RBI to issue consolidated norms for forex loans, masala bonds by month end; key things to know

In a bid to consolidate the regulations pertaining to borrowing and lending transactions of resident Indians as well as others the Reserve Bank of India (RBI) will issue consolidated norms for forex loans as well as masala bonds. Masala bonds refer to rupee-denominated borrowings issued by Indian entities in overseas markets.

The RBI said in a press release that the consolidated guidelines will be issued by the end of December 2018. “As part of the ongoing efforts at rationalising multiple regulations framed over a period of time under FEMA, 1999, it is proposed to consolidate the regulations governing all types of borrowing and lending transactions between a person resident in India and a person resident outside India in both foreign currency and INR, in consultation with the Government,” RBI said in a release.

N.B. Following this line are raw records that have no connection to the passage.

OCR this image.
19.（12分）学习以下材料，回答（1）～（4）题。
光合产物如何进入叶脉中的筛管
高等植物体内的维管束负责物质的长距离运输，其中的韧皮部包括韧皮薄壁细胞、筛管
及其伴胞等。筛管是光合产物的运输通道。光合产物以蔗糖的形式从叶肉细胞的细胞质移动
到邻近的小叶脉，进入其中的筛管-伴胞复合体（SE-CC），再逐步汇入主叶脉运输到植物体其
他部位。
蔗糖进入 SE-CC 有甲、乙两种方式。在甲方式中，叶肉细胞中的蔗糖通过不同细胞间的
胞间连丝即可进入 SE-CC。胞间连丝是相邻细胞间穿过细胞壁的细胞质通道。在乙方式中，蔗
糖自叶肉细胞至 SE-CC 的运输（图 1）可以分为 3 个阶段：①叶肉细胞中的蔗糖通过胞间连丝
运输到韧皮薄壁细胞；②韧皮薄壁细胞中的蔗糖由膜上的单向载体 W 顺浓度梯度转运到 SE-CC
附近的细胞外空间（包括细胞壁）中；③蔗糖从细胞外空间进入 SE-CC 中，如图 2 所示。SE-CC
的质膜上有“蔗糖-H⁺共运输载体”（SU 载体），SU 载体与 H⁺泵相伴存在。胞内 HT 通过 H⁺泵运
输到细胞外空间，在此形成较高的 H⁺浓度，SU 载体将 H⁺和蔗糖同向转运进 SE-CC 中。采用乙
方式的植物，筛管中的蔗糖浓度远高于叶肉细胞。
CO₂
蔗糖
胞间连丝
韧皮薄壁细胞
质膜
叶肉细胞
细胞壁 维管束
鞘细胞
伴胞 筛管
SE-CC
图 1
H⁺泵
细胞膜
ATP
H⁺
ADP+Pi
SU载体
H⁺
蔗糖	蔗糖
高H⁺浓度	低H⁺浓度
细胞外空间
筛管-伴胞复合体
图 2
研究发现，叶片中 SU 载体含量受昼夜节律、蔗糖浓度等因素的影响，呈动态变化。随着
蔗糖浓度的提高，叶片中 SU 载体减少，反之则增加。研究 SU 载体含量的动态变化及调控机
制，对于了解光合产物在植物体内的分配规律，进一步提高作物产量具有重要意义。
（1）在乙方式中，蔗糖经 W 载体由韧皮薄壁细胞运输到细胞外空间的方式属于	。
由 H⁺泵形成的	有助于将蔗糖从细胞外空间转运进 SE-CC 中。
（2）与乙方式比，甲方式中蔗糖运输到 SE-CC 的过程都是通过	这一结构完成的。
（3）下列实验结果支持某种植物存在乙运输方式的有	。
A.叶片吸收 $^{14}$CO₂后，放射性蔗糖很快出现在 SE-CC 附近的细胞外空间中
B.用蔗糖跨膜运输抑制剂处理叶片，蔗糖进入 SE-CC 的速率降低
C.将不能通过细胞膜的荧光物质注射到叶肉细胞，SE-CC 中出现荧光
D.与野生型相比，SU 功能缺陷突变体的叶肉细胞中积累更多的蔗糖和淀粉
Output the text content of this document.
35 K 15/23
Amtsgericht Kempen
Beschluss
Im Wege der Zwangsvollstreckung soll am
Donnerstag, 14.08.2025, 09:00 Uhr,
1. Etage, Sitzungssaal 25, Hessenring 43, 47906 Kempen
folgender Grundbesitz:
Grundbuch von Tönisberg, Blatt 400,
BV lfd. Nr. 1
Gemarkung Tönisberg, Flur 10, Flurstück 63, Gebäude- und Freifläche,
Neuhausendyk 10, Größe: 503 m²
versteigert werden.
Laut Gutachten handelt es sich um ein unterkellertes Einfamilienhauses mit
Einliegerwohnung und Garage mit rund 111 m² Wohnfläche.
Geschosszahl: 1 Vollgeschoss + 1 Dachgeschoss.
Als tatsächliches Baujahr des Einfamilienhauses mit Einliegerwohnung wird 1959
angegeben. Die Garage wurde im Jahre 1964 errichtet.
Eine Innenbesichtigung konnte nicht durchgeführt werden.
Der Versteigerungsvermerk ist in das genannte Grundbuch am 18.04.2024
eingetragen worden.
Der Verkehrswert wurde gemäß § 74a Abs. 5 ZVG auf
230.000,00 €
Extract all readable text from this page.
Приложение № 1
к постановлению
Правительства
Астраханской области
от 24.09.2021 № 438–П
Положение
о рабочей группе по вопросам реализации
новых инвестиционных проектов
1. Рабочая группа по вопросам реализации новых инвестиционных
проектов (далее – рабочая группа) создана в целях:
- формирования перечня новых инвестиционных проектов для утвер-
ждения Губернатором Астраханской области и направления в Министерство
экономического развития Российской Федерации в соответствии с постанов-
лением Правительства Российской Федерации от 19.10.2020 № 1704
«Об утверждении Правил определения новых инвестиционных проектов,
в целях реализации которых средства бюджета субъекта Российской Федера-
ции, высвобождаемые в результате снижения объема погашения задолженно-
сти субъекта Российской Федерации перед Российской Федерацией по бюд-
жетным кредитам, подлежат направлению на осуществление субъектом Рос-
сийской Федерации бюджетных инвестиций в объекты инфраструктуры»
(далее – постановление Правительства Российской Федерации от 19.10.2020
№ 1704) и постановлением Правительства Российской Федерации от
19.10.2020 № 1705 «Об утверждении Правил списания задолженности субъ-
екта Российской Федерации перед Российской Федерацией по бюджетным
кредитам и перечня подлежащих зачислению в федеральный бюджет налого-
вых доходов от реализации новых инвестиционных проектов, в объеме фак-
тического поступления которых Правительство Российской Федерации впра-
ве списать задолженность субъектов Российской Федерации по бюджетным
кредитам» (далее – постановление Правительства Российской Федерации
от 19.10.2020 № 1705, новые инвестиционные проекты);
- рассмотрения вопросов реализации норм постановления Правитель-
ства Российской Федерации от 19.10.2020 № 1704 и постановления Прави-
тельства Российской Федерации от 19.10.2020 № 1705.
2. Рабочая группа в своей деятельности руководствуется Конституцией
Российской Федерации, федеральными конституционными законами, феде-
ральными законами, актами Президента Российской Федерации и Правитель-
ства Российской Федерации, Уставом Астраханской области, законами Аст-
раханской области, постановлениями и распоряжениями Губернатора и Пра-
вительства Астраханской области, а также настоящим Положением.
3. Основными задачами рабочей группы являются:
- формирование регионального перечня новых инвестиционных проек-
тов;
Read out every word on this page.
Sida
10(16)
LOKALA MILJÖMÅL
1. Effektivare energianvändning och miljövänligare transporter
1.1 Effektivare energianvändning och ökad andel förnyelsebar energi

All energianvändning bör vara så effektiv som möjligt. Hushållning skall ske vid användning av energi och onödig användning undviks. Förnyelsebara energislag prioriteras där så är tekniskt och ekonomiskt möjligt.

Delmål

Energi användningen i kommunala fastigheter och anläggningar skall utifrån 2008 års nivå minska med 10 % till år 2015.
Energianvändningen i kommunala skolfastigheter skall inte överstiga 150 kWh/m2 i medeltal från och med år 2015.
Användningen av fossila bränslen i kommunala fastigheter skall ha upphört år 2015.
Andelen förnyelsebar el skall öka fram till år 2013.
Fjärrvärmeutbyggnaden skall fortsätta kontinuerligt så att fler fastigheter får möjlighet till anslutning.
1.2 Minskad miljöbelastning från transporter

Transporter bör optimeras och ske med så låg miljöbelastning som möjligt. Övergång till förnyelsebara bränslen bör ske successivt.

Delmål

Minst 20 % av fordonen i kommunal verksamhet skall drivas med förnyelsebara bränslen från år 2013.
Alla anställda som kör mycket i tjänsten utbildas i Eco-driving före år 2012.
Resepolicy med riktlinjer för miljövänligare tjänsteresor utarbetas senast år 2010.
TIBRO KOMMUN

The proposed norms will look to further  improve the ease of doing business in India.

The RBI will also issue draft directions for allowing non-resident Indians access to the Rupee Interest Rate Derivatives (IRD) market in India for non-hedging purposes. “Non-residents will also be permitted to participate in the Overnight Indexed Swap (OIS) market for nonhedging purposes, subject to a macro-prudential limit on exposure of all non-residents in terms of the interest rate risk undertaken,” RBI said in the release.

Apart from the above, the RBI has also decided to implement ‘Ombudsman Scheme for Digital Transactions’ covering services provided by entities falling under Reserve Bank’s regulatory jurisdiction. “With the digital mode for financial transactions gaining traction in the country, there is an emerging need for a dedicated, cost-free and expeditious grievance redressal mechanism for strengthening consumer confidence in this channel,” RBI said in the release, adding that the Scheme will be notified by the end of January 2019.

The Reserve Bank of India (RBI) on Wednesday not only kept the repo rate unchanged at 6.5% but also maintained the ‘calibrated tightening’ stance. While the market was expecting another status quo from the central bank’s monetary policy committee upon moderate inflation, lower crude oil price and strengthening of the rupee, no change in stance could come as a disappointment to many.